Loss of teeth and enamel in tetrapods: fossil record, genetic data and morphological adaptations


Jean-Yves Sire, Université Pierre & Marie Curie, UMR 7138 ‘Systématique, Adaptation, Evolution’, 7 quai St-Bernard, 75005 Paris, France. E: jean-yves.sire@upmc.fr


Since their recruitment in the oral cavity, approximately 450 million years ago, teeth have been subjected to strong selective constraints due to the crucial role that they play in species survival. It is therefore quite surprising that the ability to develop functional teeth has subsequently been lost several times, independently, in various lineages. In this review, we concentrate our attention on tetrapods, the only vertebrate lineage in which several clades lack functional teeth from birth to adulthood.

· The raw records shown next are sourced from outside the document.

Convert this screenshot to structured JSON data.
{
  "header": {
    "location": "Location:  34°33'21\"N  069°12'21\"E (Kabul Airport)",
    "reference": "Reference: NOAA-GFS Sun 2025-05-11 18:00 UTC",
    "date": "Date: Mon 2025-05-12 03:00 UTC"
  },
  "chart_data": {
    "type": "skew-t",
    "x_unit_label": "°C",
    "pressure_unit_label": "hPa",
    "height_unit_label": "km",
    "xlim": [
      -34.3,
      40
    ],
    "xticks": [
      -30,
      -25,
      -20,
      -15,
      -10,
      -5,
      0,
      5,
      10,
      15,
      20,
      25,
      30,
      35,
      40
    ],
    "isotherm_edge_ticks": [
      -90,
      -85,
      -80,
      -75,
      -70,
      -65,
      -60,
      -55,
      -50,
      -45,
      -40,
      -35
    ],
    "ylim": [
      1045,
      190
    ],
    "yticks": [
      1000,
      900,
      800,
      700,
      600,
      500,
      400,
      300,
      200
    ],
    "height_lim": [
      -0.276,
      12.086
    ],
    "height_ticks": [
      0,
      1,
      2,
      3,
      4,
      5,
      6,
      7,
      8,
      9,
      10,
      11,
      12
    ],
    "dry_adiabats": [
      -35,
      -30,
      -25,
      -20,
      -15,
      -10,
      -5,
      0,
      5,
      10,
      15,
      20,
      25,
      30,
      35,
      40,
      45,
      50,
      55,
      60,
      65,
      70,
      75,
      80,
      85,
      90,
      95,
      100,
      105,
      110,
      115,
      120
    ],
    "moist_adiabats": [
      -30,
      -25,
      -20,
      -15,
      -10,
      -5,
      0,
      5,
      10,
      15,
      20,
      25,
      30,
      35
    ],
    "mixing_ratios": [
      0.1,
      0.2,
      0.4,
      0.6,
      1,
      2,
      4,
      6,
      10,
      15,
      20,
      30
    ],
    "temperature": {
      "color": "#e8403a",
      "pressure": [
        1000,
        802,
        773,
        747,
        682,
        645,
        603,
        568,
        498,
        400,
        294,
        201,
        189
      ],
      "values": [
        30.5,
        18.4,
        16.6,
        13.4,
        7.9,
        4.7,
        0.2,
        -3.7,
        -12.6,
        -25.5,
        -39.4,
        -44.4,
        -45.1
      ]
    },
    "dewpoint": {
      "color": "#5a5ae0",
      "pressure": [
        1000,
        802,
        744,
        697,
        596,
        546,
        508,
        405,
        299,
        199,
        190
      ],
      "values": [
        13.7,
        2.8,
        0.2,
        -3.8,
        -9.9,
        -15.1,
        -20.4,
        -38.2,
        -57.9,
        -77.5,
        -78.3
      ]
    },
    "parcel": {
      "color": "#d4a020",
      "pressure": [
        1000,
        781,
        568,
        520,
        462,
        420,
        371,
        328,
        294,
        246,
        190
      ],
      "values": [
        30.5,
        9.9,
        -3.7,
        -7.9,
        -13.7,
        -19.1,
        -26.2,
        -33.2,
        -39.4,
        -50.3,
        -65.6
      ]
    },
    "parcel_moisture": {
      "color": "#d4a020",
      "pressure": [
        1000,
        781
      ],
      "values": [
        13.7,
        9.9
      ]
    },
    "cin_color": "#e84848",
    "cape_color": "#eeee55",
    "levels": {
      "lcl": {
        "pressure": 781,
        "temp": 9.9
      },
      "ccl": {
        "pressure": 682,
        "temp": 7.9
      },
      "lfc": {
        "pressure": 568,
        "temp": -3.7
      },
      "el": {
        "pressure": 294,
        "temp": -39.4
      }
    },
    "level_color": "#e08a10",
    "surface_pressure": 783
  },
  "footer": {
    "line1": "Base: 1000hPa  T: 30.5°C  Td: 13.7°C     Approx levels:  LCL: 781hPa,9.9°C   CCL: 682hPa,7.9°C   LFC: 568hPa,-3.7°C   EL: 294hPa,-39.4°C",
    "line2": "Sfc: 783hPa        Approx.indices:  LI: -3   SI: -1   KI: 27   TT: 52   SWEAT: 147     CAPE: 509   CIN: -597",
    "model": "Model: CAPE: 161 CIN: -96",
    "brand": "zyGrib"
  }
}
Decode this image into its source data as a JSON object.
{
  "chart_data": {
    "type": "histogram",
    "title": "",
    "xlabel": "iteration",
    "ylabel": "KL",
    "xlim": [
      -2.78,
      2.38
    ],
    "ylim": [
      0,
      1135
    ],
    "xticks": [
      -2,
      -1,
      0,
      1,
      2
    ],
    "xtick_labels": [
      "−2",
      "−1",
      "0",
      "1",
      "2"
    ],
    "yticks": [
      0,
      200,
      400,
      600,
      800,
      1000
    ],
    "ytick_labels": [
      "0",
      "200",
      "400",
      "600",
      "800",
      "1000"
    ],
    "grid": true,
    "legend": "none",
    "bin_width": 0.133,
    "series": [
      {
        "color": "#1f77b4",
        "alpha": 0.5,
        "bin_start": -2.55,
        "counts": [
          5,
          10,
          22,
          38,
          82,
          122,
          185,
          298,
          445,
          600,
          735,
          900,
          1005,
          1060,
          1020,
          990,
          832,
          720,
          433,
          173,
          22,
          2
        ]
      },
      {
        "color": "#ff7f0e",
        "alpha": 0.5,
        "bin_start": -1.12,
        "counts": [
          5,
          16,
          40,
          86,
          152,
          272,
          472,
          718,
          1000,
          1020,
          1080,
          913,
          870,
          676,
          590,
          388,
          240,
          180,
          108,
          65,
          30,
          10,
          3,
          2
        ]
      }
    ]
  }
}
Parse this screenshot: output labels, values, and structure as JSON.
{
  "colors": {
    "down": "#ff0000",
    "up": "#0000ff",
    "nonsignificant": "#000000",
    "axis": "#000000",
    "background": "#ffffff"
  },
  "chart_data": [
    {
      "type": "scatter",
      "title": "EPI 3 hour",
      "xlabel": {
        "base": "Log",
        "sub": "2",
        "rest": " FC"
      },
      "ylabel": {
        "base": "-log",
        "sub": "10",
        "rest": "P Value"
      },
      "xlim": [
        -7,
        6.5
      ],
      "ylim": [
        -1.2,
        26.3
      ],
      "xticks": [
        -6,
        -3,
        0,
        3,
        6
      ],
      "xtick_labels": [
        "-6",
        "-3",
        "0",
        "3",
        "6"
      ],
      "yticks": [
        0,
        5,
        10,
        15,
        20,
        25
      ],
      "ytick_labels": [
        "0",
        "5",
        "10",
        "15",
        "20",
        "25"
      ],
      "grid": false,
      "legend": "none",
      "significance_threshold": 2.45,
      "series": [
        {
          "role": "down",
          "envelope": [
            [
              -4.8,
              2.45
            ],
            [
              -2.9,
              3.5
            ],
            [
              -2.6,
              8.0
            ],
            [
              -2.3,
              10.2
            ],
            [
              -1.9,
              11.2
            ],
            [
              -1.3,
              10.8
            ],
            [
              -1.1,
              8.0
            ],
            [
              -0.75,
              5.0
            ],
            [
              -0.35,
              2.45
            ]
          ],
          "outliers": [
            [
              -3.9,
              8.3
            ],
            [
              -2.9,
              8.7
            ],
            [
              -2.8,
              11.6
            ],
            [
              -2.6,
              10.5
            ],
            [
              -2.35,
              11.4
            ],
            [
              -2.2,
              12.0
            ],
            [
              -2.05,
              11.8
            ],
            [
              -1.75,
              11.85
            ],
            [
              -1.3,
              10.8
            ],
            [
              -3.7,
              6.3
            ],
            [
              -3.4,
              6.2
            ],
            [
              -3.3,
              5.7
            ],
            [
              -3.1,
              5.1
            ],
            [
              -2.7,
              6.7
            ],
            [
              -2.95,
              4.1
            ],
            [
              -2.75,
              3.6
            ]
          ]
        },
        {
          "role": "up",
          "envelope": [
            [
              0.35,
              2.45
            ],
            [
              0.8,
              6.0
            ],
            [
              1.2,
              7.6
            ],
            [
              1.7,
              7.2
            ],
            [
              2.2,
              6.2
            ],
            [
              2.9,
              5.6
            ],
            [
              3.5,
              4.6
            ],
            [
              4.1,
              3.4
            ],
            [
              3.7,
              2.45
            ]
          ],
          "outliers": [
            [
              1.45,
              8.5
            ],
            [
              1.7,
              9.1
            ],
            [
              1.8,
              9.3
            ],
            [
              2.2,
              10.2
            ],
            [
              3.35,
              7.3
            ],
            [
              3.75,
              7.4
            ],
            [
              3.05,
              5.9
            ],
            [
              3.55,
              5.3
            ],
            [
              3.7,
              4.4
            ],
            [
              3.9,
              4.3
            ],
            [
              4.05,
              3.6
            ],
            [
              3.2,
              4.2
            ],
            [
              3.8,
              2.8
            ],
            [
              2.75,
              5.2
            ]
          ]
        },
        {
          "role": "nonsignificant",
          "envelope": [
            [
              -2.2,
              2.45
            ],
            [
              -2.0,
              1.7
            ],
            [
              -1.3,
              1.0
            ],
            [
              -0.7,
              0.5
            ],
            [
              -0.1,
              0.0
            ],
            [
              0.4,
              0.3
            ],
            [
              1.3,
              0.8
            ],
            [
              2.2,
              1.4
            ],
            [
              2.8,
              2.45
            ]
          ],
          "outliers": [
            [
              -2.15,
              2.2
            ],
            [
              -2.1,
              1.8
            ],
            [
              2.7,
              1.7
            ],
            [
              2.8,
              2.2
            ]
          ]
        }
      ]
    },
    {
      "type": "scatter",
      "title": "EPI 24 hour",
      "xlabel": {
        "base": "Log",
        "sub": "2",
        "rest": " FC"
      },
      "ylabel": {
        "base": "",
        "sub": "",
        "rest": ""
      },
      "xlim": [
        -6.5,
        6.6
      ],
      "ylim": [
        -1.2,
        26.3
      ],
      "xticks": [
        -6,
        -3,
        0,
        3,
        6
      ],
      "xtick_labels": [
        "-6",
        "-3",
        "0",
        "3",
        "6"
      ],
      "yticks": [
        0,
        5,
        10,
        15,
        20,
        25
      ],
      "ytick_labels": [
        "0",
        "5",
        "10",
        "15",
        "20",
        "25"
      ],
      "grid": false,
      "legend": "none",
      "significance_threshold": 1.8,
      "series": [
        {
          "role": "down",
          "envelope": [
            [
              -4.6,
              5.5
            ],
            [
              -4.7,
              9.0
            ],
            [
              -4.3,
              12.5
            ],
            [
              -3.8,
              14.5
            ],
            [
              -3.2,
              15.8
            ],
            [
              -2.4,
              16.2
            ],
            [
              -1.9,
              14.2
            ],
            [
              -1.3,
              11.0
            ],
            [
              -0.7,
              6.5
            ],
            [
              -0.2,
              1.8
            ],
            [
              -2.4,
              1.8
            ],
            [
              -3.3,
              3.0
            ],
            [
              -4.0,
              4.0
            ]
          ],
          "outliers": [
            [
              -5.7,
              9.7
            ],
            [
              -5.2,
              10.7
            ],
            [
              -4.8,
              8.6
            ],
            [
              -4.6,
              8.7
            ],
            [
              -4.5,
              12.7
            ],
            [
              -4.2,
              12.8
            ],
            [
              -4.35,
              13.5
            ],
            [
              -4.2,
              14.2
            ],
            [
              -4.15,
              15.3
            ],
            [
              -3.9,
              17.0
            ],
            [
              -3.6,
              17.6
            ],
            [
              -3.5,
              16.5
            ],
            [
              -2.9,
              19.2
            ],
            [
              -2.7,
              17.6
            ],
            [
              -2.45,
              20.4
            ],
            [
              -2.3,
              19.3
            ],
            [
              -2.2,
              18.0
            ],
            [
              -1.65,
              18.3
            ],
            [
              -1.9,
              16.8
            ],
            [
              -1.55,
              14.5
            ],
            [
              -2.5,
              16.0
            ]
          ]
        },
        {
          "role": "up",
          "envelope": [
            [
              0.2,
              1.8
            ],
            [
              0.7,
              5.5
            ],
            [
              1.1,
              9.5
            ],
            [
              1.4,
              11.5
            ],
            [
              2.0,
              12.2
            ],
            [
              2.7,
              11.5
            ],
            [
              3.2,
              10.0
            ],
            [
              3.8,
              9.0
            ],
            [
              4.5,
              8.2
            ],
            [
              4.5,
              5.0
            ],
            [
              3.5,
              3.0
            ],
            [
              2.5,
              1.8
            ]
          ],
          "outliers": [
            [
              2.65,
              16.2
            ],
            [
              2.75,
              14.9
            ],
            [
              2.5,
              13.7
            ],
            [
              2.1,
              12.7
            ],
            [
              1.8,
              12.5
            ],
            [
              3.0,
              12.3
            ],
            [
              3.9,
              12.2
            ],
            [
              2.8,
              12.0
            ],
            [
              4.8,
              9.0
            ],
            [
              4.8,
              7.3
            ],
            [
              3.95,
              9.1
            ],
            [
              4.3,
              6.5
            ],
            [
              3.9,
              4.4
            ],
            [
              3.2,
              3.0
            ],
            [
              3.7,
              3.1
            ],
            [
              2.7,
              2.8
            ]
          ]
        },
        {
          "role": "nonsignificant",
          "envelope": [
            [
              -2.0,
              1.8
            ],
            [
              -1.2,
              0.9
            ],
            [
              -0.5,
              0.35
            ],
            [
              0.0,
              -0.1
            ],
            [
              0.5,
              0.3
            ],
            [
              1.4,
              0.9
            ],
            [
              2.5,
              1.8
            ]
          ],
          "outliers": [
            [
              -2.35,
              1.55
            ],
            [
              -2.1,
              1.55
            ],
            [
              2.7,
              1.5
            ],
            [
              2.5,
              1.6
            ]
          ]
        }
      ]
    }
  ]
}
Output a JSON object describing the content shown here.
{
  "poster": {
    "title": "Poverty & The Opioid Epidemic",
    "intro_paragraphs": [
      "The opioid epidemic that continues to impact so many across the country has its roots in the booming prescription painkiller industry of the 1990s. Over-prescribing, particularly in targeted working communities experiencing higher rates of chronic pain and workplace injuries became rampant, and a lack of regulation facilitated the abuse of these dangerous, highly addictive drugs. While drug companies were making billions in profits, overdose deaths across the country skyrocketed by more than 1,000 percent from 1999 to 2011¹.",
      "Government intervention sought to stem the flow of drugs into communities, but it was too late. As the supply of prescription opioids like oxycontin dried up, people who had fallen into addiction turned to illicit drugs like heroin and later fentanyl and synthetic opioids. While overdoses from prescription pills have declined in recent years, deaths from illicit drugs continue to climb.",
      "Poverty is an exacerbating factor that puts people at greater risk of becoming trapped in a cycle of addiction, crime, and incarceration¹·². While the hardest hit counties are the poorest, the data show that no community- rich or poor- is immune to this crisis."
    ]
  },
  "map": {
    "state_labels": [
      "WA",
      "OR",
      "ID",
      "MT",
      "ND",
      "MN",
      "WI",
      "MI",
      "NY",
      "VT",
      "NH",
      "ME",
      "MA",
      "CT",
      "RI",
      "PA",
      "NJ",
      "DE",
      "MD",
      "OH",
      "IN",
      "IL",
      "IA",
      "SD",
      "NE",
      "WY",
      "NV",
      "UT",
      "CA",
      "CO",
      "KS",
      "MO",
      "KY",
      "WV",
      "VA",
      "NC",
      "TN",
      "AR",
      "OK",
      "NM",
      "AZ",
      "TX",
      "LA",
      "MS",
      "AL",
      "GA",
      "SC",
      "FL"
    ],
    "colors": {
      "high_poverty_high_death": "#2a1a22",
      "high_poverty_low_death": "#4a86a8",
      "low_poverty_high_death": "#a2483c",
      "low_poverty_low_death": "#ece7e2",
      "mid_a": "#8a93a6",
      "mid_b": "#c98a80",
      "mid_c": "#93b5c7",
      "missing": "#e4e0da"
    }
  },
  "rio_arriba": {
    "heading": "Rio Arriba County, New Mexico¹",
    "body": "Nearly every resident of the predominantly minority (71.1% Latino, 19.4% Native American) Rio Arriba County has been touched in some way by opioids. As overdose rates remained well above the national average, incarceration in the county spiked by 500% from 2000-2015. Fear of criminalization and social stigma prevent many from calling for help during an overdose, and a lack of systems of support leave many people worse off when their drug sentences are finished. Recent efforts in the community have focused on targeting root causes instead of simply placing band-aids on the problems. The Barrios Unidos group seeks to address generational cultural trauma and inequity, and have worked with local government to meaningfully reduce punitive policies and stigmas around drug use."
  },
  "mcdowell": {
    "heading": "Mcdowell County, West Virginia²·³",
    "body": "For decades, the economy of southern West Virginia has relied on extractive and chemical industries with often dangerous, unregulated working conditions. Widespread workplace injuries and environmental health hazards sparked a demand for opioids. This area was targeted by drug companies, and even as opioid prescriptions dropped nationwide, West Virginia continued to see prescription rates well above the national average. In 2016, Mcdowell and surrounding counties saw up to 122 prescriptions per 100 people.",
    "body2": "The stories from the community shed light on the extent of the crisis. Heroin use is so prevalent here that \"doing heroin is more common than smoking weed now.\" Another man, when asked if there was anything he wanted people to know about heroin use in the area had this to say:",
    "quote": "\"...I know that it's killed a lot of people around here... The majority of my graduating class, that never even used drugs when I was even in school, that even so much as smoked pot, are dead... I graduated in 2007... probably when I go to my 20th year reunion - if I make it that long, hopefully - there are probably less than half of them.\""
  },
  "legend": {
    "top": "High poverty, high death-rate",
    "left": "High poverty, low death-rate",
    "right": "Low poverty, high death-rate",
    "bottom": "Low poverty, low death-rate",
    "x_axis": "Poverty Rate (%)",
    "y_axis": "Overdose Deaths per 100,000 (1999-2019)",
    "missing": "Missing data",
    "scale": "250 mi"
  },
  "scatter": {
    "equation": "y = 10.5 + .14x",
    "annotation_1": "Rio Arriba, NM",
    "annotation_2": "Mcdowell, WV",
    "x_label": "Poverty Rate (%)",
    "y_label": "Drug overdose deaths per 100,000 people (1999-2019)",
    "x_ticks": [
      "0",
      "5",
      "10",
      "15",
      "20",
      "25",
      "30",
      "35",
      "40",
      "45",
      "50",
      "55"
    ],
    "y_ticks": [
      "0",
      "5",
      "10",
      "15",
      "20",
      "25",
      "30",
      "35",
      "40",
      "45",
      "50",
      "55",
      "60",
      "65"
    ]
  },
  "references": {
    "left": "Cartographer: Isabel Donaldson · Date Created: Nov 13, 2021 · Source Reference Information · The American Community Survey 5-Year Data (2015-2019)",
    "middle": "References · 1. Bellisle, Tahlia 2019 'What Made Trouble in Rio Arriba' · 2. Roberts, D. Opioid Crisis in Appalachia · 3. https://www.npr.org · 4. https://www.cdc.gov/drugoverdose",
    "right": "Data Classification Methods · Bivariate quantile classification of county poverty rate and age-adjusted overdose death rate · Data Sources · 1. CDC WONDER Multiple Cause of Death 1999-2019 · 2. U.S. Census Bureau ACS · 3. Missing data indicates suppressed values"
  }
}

Indeed, in other lineages, teeth can be absent in adults but be functionally present in larvae and juveniles, can be absent in the oral cavity but exist in the pharyngeal region, or can develop on the upper jaw but be absent on the lower jaw. Here, we analyse the current data on toothless (edentate) tetrapod taxa, including information available on enamel-less species. Firstly, we provide an analysis of the dispersed and fragmentary morphological data published on the various living taxa concerned (and their extinct relatives) with the aim of tracing the origin of tooth or enamel loss, i.e. toads in Lissamphibia, turtles and birds in Sauropsida, and baleen whales, pangolins, anteaters, sloths, armadillos and aardvark in Mammalia. Secondly, we present current hypotheses on the genetic basis of tooth loss in the chicken and thirdly, we try to answer the question of how these taxa have survived tooth loss given the crucial importance of this tool. The loss of teeth (or only enamel) in all of these taxa was not lethal because it was always preceded in evolution by the pre-adaptation of a secondary tool (beak, baleens, elongated adhesive tongues or hypselodonty) useful for improving efficiency in food uptake. The positive selection of such secondary tools would have led to relaxed functional constraints on teeth and would have later compensated for the loss of teeth. These hypotheses raise numerous questions that will hopefully be answered in the near future.